In humans, PTX3 expression is increased in different cancers, including glioma, lung cancer, liposarcoma, prostate and pancreatic carcinoma, breast cancer (Infante et al. 2016). Polymorphisms of the ptx3 gene are associated with circulating levels of the protein and risk to develop hepatocellular carcinoma in subjects infected with hepatitis C virus. In a cohort of ovarian cancer patients, the ptx3 gene emerged in a poor prognosis stromal genetic signature. Furthermore, epigenetic regulation of PTX3 expression has been investigated in several human cancers, including esophageal squamous cell carcinoma, colorectal cancer, leyomiosarcomas, and desmoid tumors, where promoter and other regulatory regions of the ptx3 gene were found to be highly methylated (i.e., with reduced gene expression) (Bonavita et al. 2015). Collectively, these data suggest that PTX3 acts as an extrinsic oncosuppressor gene and exemplify the connection between inflammation and cancer perceived in the last years (Mantovani et al. 2008).
Beside the role as oncosuppressor, few reports outlined a pro-tumoral role of PTX3. In gastric cancer and head and neck tumors, PTX3 promotes tumor cell migration and invasion, while in human glioma the protein sustains tumor cell proliferation. In addition, in gastric cancer PTX3 silencing suppresses cancer-related inflammation. These contrasting results suggest that further studies are necessary to define the real significance of PTX3 in the regulation of tumor-associated inflammation (Garlanda et al. 2016).
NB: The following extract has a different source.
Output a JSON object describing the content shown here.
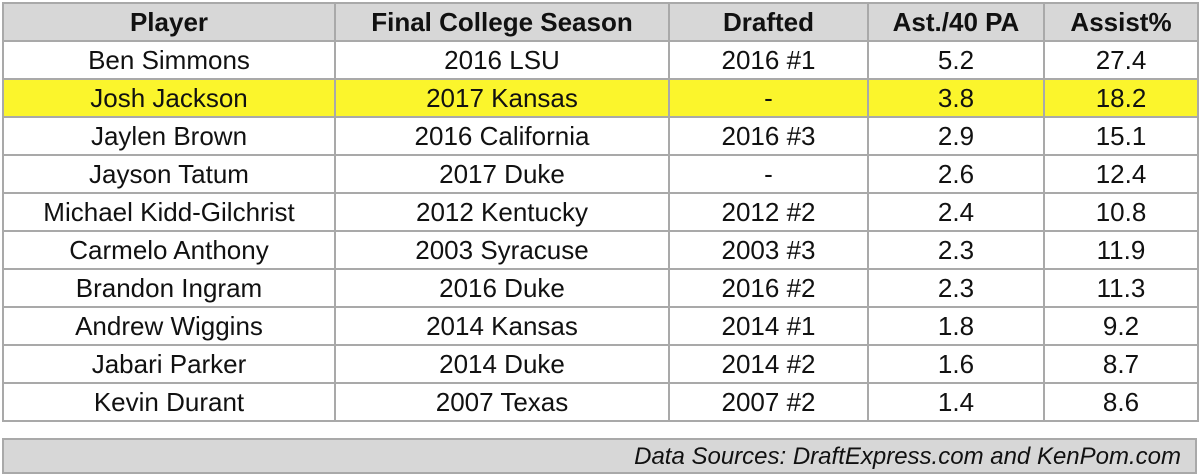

The humoral arm of innate immunity is a complex ensemble of structurally and functionally diverse molecules belonging to different families (ficolins, collectins, complement). Pentraxins and PTX3 in particular are paradigmatic soluble PRMs. As such, they interact and synergize in microbial recognition and disposal and, in general terms, can be viewed as evolutionarily ancient, antibody-like molecules. Like antibodies, PTX3 and other fluid phase PRMs have regulatory functions in inflammation and tissue remodeling. The recent discovery that PTX3 acts as an extrinsic oncosuppressor in selected tumors opens new perspectives on the role of the innate immune system in tumor progression. In this regard, it is expected that the emerging vistas on the humoral arm of this system (with PTX3 as a paradigm) will pave the way to unforeseen diagnostic and therapeutic translational tools.